At one of the booths, a business coach said that if we were as good as we said that we were, then there was no reason that we shouldn’t be doing a half a million in revenues in 12 months, and all of the demand was going to come from within a 25 mile radius of where we were.
In other words, all of the Kool-Aid I’d guzzled from reading The World Is Flat (#aff) by Thomas Friedman didn’t apply to us.
So, I started networking locally. Even though we lived in a town of 50,000, there was a large Army command center right outside of town that was a heavy technology user. We met someone who worked there and who told someone else about us, and suddenly, we had a contract.
We missed the consultant’s suggested revenue number by about $14,000 that first year, but became a multi-million dollar company soon thereafter.
It wasn’t really until about the fifth year of our existence that we started to tilt the balance of revenues away from local clients as we specialized and gained a reputation in that niche as one of the best companies in the country (if not internationally).

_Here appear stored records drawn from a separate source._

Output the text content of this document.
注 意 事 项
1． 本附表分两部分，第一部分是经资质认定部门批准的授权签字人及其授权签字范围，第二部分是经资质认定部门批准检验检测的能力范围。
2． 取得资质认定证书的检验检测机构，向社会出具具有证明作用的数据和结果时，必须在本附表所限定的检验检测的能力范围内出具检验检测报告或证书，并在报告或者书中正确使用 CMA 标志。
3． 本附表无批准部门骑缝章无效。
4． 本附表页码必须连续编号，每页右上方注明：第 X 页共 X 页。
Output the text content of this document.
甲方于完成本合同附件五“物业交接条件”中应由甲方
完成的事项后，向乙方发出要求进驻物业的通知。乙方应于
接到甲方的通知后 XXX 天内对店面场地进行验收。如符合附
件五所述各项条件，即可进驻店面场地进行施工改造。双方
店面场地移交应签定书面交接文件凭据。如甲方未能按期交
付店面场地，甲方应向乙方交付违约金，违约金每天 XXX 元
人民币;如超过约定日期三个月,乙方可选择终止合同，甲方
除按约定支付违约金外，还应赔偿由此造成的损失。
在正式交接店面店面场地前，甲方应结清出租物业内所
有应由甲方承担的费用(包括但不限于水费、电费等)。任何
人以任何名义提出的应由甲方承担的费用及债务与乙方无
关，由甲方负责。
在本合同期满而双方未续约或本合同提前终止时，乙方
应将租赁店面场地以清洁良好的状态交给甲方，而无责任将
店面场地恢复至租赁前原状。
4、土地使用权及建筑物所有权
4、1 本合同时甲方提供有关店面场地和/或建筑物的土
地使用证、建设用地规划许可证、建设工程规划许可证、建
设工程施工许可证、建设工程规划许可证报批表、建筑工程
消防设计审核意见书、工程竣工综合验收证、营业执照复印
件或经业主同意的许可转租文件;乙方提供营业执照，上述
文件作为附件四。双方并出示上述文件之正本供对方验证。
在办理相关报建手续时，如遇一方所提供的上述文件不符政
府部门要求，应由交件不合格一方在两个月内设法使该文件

One and a half years of spinning our wheels. Three and a half years (give or take) of growing and getting sustainability from local clients. Then, we took off.
I would have never guessed that there was enough latent and unmet demand for what we did in such a small radius to grow our company.

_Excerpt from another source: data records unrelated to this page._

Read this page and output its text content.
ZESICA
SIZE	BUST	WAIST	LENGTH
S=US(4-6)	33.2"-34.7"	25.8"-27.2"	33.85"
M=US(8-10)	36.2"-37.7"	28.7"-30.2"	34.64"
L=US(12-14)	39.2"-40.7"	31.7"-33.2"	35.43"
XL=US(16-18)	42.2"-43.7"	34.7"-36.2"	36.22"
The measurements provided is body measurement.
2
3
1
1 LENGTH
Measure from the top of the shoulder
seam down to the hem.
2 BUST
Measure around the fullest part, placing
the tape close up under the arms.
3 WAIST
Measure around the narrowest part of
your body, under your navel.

When I started up my financial planning business, I didn’t focus on local clients, even though I already had a significant network. I knew that we were moving, so I chose to try to build up an online audience. Then, when we moved, we moved to a small town, and I didn’t think that there were enough potential clients in my little town to make it worth much effort in local marketing.

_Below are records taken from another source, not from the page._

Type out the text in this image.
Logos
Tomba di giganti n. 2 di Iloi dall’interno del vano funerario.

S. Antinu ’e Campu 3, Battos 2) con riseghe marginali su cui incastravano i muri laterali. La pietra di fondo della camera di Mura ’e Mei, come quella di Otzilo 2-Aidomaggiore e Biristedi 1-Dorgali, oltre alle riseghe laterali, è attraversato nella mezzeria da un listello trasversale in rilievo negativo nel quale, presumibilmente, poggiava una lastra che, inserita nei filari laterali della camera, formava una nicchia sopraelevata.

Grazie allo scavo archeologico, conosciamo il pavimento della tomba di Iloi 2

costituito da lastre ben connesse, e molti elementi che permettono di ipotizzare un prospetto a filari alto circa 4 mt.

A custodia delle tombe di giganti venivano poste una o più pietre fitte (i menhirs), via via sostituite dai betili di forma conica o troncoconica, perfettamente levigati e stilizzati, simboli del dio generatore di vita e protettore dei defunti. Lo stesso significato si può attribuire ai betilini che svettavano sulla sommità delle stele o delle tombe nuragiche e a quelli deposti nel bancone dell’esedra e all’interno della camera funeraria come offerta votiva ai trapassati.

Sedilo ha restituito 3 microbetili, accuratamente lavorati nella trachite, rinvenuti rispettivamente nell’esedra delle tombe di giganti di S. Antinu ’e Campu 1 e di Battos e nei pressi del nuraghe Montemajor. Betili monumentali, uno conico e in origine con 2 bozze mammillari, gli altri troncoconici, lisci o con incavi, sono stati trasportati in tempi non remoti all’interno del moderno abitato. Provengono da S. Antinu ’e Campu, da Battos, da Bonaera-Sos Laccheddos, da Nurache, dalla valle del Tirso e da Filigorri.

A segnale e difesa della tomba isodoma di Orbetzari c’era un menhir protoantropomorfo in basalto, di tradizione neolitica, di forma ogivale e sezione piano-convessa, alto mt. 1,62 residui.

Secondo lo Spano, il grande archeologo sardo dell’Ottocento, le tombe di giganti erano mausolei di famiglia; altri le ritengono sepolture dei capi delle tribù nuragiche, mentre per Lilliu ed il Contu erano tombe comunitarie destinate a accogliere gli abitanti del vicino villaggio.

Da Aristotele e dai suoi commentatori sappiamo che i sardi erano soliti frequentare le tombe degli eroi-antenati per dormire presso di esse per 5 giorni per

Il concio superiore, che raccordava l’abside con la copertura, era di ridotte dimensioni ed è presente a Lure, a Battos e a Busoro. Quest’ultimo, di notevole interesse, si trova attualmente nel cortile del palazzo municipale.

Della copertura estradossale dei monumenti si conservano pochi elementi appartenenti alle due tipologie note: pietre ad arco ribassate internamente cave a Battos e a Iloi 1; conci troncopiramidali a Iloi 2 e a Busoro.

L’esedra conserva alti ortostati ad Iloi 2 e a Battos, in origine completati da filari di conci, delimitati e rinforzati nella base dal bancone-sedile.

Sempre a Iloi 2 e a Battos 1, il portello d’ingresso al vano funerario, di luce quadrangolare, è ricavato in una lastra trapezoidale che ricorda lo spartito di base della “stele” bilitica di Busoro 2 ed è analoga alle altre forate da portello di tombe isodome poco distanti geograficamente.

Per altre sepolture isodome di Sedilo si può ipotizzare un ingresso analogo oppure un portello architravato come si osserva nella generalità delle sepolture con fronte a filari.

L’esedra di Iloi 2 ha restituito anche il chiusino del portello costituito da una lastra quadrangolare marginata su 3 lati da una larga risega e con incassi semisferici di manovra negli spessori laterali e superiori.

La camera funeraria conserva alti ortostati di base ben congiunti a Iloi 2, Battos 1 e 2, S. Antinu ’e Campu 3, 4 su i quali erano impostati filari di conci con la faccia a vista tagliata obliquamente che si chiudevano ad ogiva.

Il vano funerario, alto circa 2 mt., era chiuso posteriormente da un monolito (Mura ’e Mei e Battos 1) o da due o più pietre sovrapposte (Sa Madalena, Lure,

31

When I spoke at a conference last year, I had lunch with another advisor who told me (and I paraphrase):
Based on the traffic you get, there’s no reason you shouldn’t be #1 in Google when people search for Fort Worth financial planners. You should own local!
All of those lessons I’d learned in my last company about getting work from my own backyard were tossed out the window because I was sure of the one fallacious truism you hear in entrepreneurship and investing:
I had figured that people would look for financial planners or various topics, find me, and sign up to be clients.
Yes, it happens, but, most of the terms that bring people here have nothing to do with buying intentions.
It took a conversation like that to bring me to the a-ha moment.
When most people want a financial planner, they will go to Google and enter in the term:
Financial planner [NAME OF LOCALITY].
In my case, they look for phrases like
- financial planner fort worth
- financial advisor fort worth
- finance fort worth
- retirement fort worth
- registered investment advisor fort worth
- retirement planner fort worth
- fort worth financial planner
- fort worth financial advisor
- fort worth finance
- fort worth retirement
- fort worth registered investment advisor
- fort worth retirement planner
- financial planners in fort worth, tx
At no point in building this practice had I sat down and thought through the buying funnel that a potential client would go through and build out my website to a) attract those people who were in the awareness phase of the funnel and b) help lead them to a buying decision. The analogue to me is getting a plumber. If you want a plumber, you’ll Google for local ones, or perhaps check Yelp to find reviews. Since testimonials are forbidden by the SEC, the supposed proxy for quality is ranking on the Google results page: a place I neglected for a year and a half.
Perhaps I just consign myself to 18 month learning curves when I start businesses. Maybe it’s part of my business DNA.
Instead of focusing on my backyard, I just started writing about things that interested me, like Monkey Brain. Part of it was borne of the fact that we’d reached financial independence, so I didn’t have the drive of needing to put food on the table right away; thus, I didn’t systematically start my online presence with the end state in mind.
But, admittedly, part of it was hubris in thinking that if I wrote enough, got enough traffic, and convinced people that I knew what the heck I was doing, I wouldn’t need to focus on attracting local clientele.
Take it from me. If you’re starting a business, you’re probably not the snowflake that is so different from everyone else that you’ll have a national/international/interstellar following and client base from day 1. It’s much easier to find local clients, build your base from there, and then, as you grow, look to expand beyond your backyard.
You may not even need to expand beyond your backyard. But, don’t assume from day 1 that you will have a national reach. Your own local market can be a great proving ground and can give you revenues necessary to sustain yourself to be able to grow into a larger marketplace.